The playbooks above have not automatically updated the systems. If you prefer to start on Fedora N+2 with up-2-date set of packages, do the dnf update now (manual step over ssh).

Get it working

Rerun the playbook from the previous section again, with dropped configuration:

services_disabled: false

It should proceed with mounting data volumes but will likely not succeed. Now, you’ll need to debug and address the issues. If necessary, modify and rerun the playbook multiple times (ensuring lighttpd running on the new backend all the time).

Note

Frontend - You’ll likely need to manually upgrade the PostgreSQL database once you migrate to the new Fedora (new PG major version). Refer to Upgrade the database.

Post-upgrade

By this point, every Copr service should be operational.

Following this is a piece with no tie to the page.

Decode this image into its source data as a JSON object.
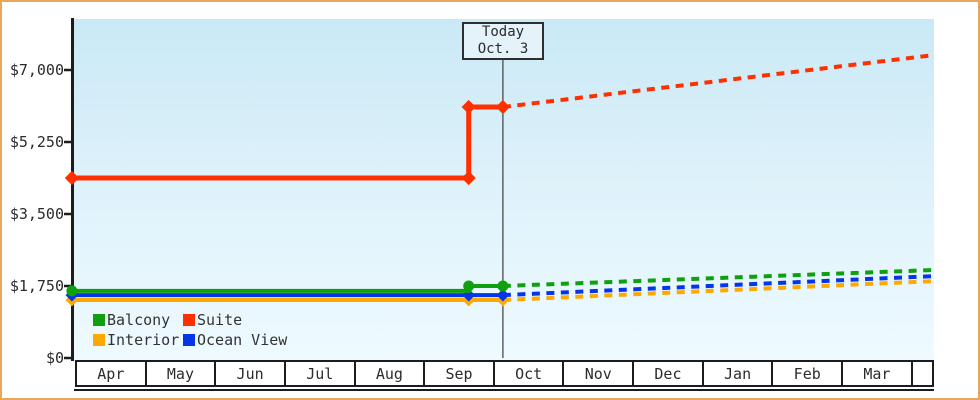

It’s a good idea to test /usr/sbin/reboot now to debug potential boot issues during the outage window, as future reboots are likely to occur at the most inconvenient times.

Rename the instance names

Remove the -new name suffix from the new instances and add a -old suffix to the old instances. This playbook should be executed only once for all the infra instances:

$ opts=( -e copr_instance=dev )  # or prod
$ ansible-playbook play-vm-migration-03-rename-instances.yml "${opts[@]}"

Terminate the old instances

Once you no longer require the old VMs, you can terminate them using the Amazon web UI. You can do this immediately after the upgrade or wait a couple of days (e.g. to keep the DB /backups for a while just in case of any problems).

The old VMs are protected against accidental termination. To disable this option, click Actions, navigate to Instance settings and then to Change termination protection.

Final steps

See a specific document Fedora Copr outage announcements, the “resolved” section.